Henry Sire écrit un nouveau chapitre du “Pape Dictateur”
Revoici un texte mis en ligne hier mais qui est arrivé chez vous, chers abonnés de la lettre d'informations de ce blog, sous une forme bizarre et des instructions en anglais. J'espère avoir remédié à ce problème.
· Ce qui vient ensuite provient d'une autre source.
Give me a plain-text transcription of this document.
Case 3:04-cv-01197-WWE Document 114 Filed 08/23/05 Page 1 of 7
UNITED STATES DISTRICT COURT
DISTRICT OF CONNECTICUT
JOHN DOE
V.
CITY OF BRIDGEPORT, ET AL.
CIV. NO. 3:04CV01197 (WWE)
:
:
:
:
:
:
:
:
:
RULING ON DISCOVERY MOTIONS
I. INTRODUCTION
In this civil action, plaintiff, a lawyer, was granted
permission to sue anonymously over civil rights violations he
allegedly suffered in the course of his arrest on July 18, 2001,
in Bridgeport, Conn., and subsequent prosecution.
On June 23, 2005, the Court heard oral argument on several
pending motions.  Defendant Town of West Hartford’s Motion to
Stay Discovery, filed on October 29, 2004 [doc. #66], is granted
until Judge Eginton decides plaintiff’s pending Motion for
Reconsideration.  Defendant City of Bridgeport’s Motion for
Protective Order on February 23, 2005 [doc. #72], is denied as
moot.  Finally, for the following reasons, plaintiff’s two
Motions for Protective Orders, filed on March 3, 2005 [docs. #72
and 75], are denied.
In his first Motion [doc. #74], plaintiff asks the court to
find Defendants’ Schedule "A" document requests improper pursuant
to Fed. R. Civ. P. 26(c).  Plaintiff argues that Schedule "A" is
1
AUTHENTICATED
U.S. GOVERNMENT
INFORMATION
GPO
Henry Sire, auteur du Pape dictateur édité en français aux Presses de la délivrance (traduction Jeanne Smits, pour vous servir !), m'a confié un complément de texte, paru il y a quelques jours sur OnePeterFive, à traduire en français. Mes autres activités m'ont fait retarder ce travail mais le voici enfin : ce coup d'œil effarant sur plusieurs affaires qui ont marqué l'époque où Jorge Bergoglio était évêque auxiliaire puis cardinal-archevêque de Buenos Aires. Escroquerie, affaires financières douteuses, prélats homosexuels, affaires d'agressions sexuelles envers des mineurs, « couverture » de toutes sortes d'inconduite et refus d'entendre les victimes : les ingrédients sont tous là. Alors que l'affaire du témoignage de Mgr Carlo Maria Vigano secoue l'Eglise, voici de nouveaux éléments pour comprendre, et qui viennent compléter ou préciser le portrait révélateur du pape François dressé par Henry Sire dans Le Pape dictateur, à découvrir d'urgence ici une fois que vous aurez profité de cet avant-goût. – J.S.
Le cardinal Bergoglio de Buenos Aires :quelques questions restées sans réponse
Lorsque j’ai écrit Le pape dictateur, j’ai montré que les cardinaux ont omis, en 2013, de se renseigner sur les états de service du cardinal Jorge Bergoglio en tant qu’archevêque de Buenos Aires – car s’ils en avaient eu une connaissance ne serait-ce que superficielle, ils n’auraient pas voté pour lui. Plus on en apprend sur son bilan, plus ce fait devient évident. Le cardinal Bergoglio, cela est de plus en plus clair, n’était pas simplement en-deçà de ce que l’on attend habituellement d’un candidat au pontificat : par ses relations les plus proches sinon par son comportement personnel, il était en lien avec certains des aspects les plus corrompus de l’Eglise d’Amérique du Sud. Il est désormais nécessaire de décrire certains de ces exemples.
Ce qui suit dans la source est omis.